Bakan Ersoy, finansmanı Amerika Birleşik Devletleri Büyükelçiliği tarafından sağlanan ve Amerikan Araştırma Enstitüsü Türkiye Ofisi aracılığıyla Bakanlığa aktarılan takviyenin, bu projenin gerçekleşmesinde büyük rol oynadığını lisana getirdi.

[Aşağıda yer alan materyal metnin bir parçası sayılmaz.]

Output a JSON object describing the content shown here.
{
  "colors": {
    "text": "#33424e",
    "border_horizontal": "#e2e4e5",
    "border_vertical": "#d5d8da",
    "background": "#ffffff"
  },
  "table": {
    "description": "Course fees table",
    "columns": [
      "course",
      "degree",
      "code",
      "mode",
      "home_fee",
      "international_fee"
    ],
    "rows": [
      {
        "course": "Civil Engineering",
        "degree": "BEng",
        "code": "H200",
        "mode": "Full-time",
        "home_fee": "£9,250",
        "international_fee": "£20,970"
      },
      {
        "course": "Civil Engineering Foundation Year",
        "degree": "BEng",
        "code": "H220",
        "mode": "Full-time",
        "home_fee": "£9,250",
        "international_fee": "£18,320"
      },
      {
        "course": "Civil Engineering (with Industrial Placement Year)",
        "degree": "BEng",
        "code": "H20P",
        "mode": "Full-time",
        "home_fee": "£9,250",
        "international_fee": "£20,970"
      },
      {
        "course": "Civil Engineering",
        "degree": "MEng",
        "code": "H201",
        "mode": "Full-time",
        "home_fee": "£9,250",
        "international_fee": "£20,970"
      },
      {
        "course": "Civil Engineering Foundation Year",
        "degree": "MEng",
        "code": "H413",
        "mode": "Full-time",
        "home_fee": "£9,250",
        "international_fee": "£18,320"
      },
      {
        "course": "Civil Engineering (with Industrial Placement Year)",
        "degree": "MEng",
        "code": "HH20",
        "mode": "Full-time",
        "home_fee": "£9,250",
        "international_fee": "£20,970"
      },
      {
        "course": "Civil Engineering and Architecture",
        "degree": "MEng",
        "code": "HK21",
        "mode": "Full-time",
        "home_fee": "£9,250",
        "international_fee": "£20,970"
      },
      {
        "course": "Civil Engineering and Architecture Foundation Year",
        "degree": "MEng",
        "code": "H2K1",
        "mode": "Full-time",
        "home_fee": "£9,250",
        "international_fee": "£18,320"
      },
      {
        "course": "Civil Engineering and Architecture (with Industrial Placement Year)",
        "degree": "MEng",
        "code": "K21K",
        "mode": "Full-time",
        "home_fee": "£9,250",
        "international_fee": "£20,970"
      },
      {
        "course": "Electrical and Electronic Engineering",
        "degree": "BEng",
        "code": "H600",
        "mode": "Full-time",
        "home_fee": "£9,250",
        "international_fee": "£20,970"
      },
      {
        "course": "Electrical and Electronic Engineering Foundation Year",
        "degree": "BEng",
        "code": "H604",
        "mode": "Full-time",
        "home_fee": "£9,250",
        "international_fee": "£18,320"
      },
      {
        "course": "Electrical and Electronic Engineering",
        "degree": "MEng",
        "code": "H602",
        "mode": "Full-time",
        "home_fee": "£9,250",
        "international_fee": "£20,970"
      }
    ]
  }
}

ONLARI KORUMAK, İNSANLIĞIN ORTAK KIYMETLERİNİ KORUMAKTIR
Kırmızı Liste’nin, kültür varlığı kaçakçılığıyla gayrette ülkeye olduğu kadar milletlerarası topluma da önemli katkılar sunacağını bildiren Ersoy, konuşmasını şöyle tamamladı:
“Yürüttüğümüz işbirliklerinin herkese örnek olmasını temenni ediyorum. ICOM Kırmızı Liste-Türkiye’nin tanıtımı vesilesiyle bir ortadayız fakat birlikteliğimiz bununla sonlu kalmayacak. Bu toplantımızı da kapsayan ve iki gün sürecek olan varlıklı bir programa mesken sahipliği yapıyoruz. İnanıyorum ki bu ağır ve varlıklı içerik, hepimiz için hem teorik hem de pratik açıdan bedelli bir öğrenme ve paylaşma fırsatı olacaktır. Kültür varlıklarının sırf geçmişimizin değil, kimliğimizin ve geleceğimizin de taşıyıcıları olduğunu hatırlatmak isterim. Farklı coğrafyalarda ve çağlarda üretilmiş olsalar da bizlere ortak bir kıssayı hatırlatırlar. Onları korumak, insanlığın ortak bedellerini korumaktır.”
Programda, ICOM Başkanı Emma Nardi ile ABD Ankara Büyükelçiliği Maslahatgüzarı Brian Stimmer de konuşma yaptı.
Panellerle devam eden program, yarın düzenlenecek farklı aktifliklerin akabinde sona erecek.